Adiós La Liga? E el clasico?
Enquanto a Catalunha é parte de Espanha, o Barcelona joga contra os maiores. Sevilha, Valência, Atletico de Madrid e, claro, Real Madrid. E se a Catalunha se tornar independente? Para Javier Tebas, o presidente da La Liga, a primeira divisão espanhola, a resposta é simples: “O Barça e o Espanyol [o segundo maior clube da Catalunha, com uma tradição política contra a independência, e o maior rival do Barcelona] não poderiam jogar na La Liga se a Catalunha se tornasse independente. Seria assim, porque a Lei do Desporto tem uma cláusula que estabelece que só há um Estado não espanhol que pode jogar na La Liga ou em competições oficiais espanholas, que é Andorra”.
Se a Catalunha se tornar independente, pode muito bem acabar o el clasico contra o Real Madrid, que é sem dúvida um dos jogos que mais audiência têm em todo o mundo e que mais paixões despertam dentro e fora de Espanha. Com a Catalunha independente, o Barcelona passará a jogar contra o Espanyol, o Girona e Reus.
Antonio nem quer imaginar esse dia. “Se o Barcelona sair da La Liga, fico com muita pena. Sinceramente, nem sei o que fazer nesse dia. Nem quero pensar muito nisso”, diz, introspetivo. “Acho que nunca vou perder o sentimento que tenho pelo Barça, mas também é possível que isso seja um corte forte que me leve a distanciar-me. É como um divórcio.”
Para Manolo Martín, um dos companheiros de viagem de Antonio, não só seria um divórcio como seria um divórcio litigioso. “A Catalunha não tem nada que sair de Espanha, nós somos todos o mesmo país!”, diz. “E se a Catalunha sai e o Barcelona deixa de jogar na La Liga, então eu deixo de ser do Barcelona.” Quando diz estas palavras, os amigos olham-no de olhos arregalados, pedindo que volte atrás com aquilo que acaba de dizer. “Não, não, não, também não pode ser assim. Tens ao menos de tentar!”, atira-lhe Antonio. Manolo não acede. E já tem opções de futuro: “Deixo de ser do Barcelona e passo a ser do Deportivo da Coruña, do Valladolid, ou uma coisa assim. Do Real Madrid é que já não, claro”.
Ernest Pujadas, que está sentado à mesa com Sergi e Josep e que também é um catalão independentista, não tem dúvidas: “Se sairmos da La Liga, pois que seja. Tenho ódio à La Liga, é uma instituição fascista. O presidente da La Liga, o Tebas, era da Fuerza Nueva [partido de extrema-direita fundado em 1976 e extinto em 1982]. É uma liga fascista”.

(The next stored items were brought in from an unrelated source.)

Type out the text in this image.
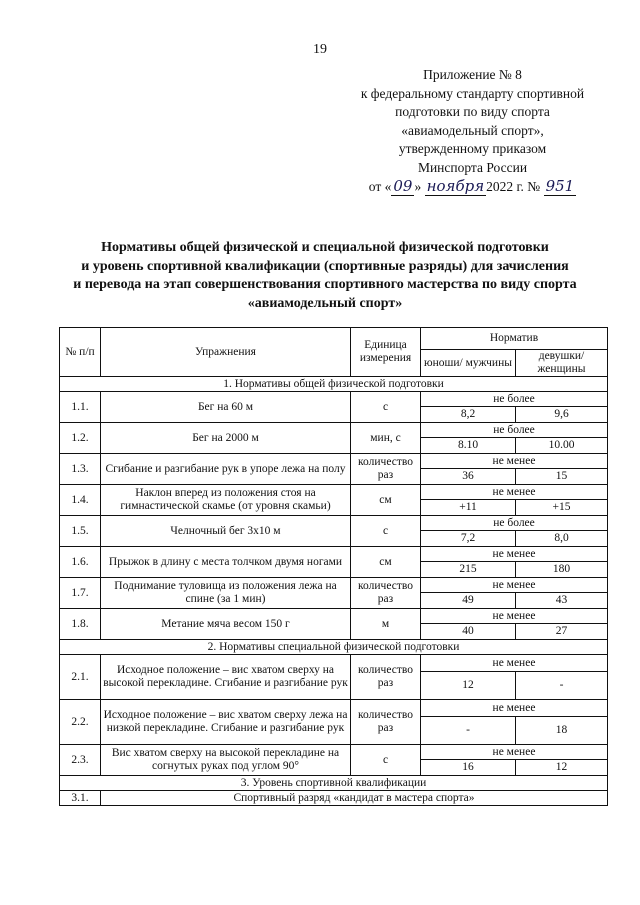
19
Приложение № 8
к федеральному стандарту спортивной
подготовки по виду спорта
«авиамодельный спорт»,
утвержденному приказом
Минспорта России
от « 09 » ноября 2022 г. № 951
Нормативы общей физической и специальной физической подготовки
и уровень спортивной квалификации (спортивные разряды) для зачисления
и перевода на этап совершенствования спортивного мастерства по виду спорта
«авиамодельный спорт»
№ п/п	Упражнения	Единица измерения	Норматив	
			юноши/ мужчины	девушки/ женщины
1. Нормативы общей физической подготовки				
1.1.	Бег на 60 м	с	не более	
			8,2	9,6
1.2.	Бег на 2000 м	мин, с	не более	
			8.10	10.00
1.3.	Сгибание и разгибание рук в упоре лежа на полу	количество раз	не менее	
			36	15
1.4.	Наклон вперед из положения стоя на гимнастической скамье (от уровня скамьи)	см	не менее	
			+11	+15
1.5.	Челночный бег 3х10 м	с	не более	
			7,2	8,0
1.6.	Прыжок в длину с места толчком двумя ногами	см	не менее	
			215	180
1.7.	Поднимание туловища из положения лежа на спине (за 1 мин)	количество раз	не менее	
			49	43
1.8.	Метание мяча весом 150 г	м	не менее	
			40	27
2. Нормативы специальной физической подготовки				
2.1.	Исходное положение – вис хватом сверху на высокой перекладине. Сгибание и разгибание рук	количество раз	не менее	
			12	-
2.2.	Исходное положение – вис хватом сверху лежа на низкой перекладине. Сгибание и разгибание рук	количество раз	не менее	
			-	18
2.3.	Вис хватом сверху на высокой перекладине на согнутых руках под углом 90°	с	не менее	
			16	12
3. Уровень спортивной квалификации				
3.1.	Спортивный разряд «кандидат в мастера спорта»			
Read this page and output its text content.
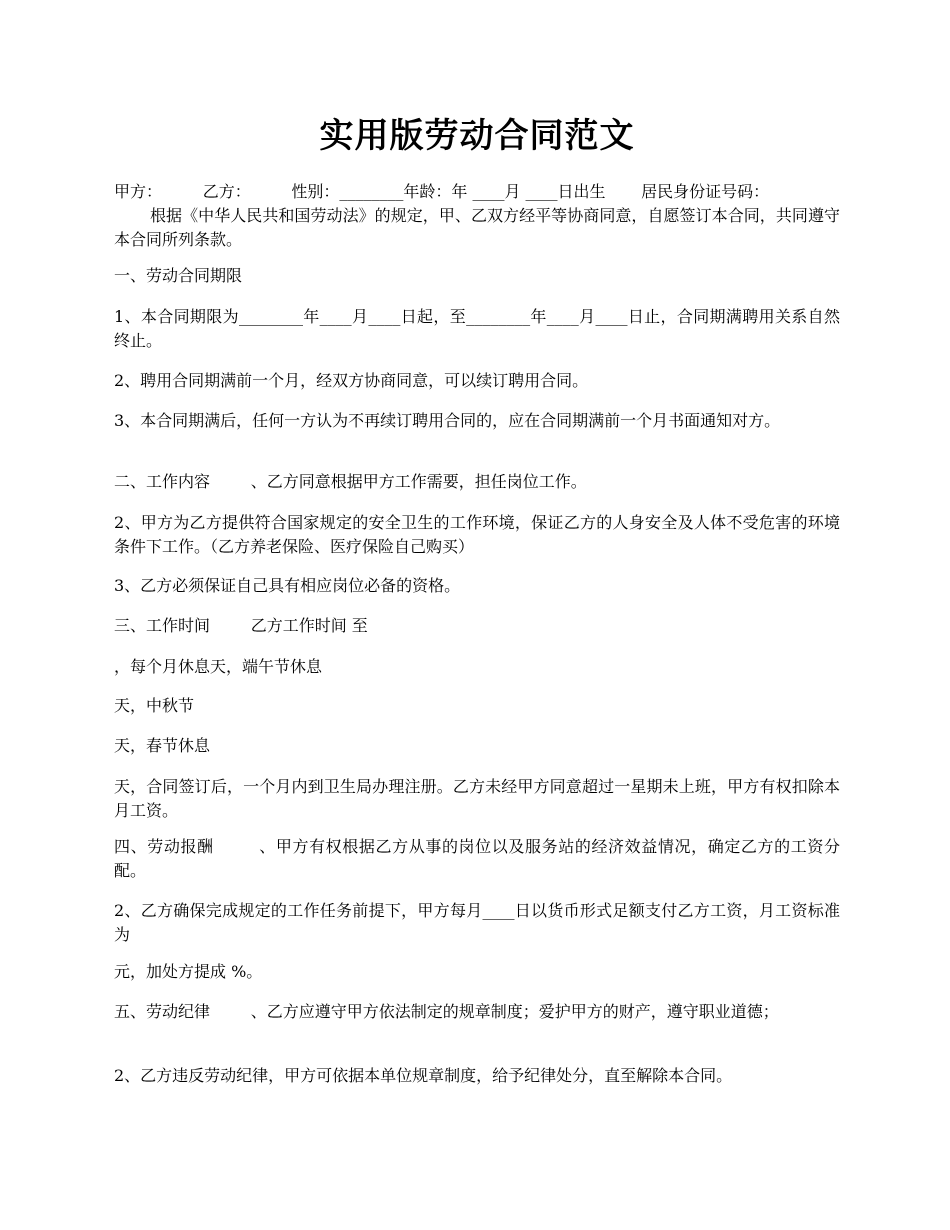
实用版劳动合同范文
甲方：        乙方：        性别：________年龄：年 ____月 ____日出生       居民身份证号码：
根据《中华人民共和国劳动法》的规定，甲、乙双方经平等协商同意，自愿签订本合同，共同遵守本合同所列条款。
一、劳动合同期限
1、本合同期限为________年____月____日起，至________年____月____日止，合同期满聘用关系自然终止。
2、聘用合同期满前一个月，经双方协商同意，可以续订聘用合同。
3、本合同期满后，任何一方认为不再续订聘用合同的，应在合同期满前一个月书面通知对方。
二、工作内容        、乙方同意根据甲方工作需要，担任岗位工作。
2、甲方为乙方提供符合国家规定的安全卫生的工作环境，保证乙方的人身安全及人体不受危害的环境条件下工作。（乙方养老保险、医疗保险自己购买）
3、乙方必须保证自己具有相应岗位必备的资格。
三、工作时间        乙方工作时间 至
，每个月休息天，端午节休息
天，中秋节
天，春节休息
天，合同签订后，一个月内到卫生局办理注册。乙方未经甲方同意超过一星期未上班，甲方有权扣除本月工资。
四、劳动报酬        、甲方有权根据乙方从事的岗位以及服务站的经济效益情况，确定乙方的工资分配。
2、乙方确保完成规定的工作任务前提下，甲方每月____日以货币形式足额支付乙方工资，月工资标准为
元，加处方提成 %。
五、劳动纪律        、乙方应遵守甲方依法制定的规章制度；爱护甲方的财产，遵守职业道德；
2、乙方违反劳动纪律，甲方可依据本单位规章制度，给予纪律处分，直至解除本合同。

Depois de entrar na política, Ernest dificilmente volta ao desporto. “Eu gosto de jogar contra as melhores equipas”, diz sobre o desporto, para depois contrapor com política. “Mas gosto mais ainda de ter melhores hospitais, melhores escolas, melhor segurança social… Para mim, isso é tudo mais importante que o futebol.”
Se calhar é por isso que, ao mesmo tempo que traz vestida a camisola dos blaugrana na sua versão pró-independência (com riscas amarelas e vermelhas como a Senyera), Ernest carrega nas mãos um rolo de fita cola e um molho de papéis com a frase escrita em inglês: “We vote to be free” — Votamos para sermos livres — seguido da data do referendo, 1/10/2017. Colou-os ao pé da esplanada, colou-os nas paredes do metro do Rossio. Colava um e tirava uma selfie a seguir.
Ernest insiste no seu argumento. “Enquanto houver pessoas a ir tirar comida aos contentores, enquanto houver gente com fome, enquanto houver gente que não tem dinheiro para aquecer a casa durante o inverno, a merda do futebol não interessa a ninguém”, diz.
Ernest refere-se a um dos argumentos centrais pró-independentistas: os catalães pagam mais impostos ao Estado central do que a maioria das regiões de Espanha. Em 2015, embora tenha cerca de 16% da população de Espanha, a Catalunha contribuiu para quase 19% dos impostos nacionais.
Embora conceda que também noutras regiões de Espanha há pessoas a passar mal, Ernest sublinha que nenhuma delas quer sair de Espanha — ou pelo menos tanto quanto a Catalunha. Além disso, garante que a Catalunha e os catalães têm sido alvo de “abusos constantes” por parte de Madrid. “Em vez de perseguirem e maltratarem a galinha dos ovos de ouro, deviam-na ter tratado bem. Se a tivessem tratado com dignidade, então certamente que ela não quereria sair da capoeira”, diz.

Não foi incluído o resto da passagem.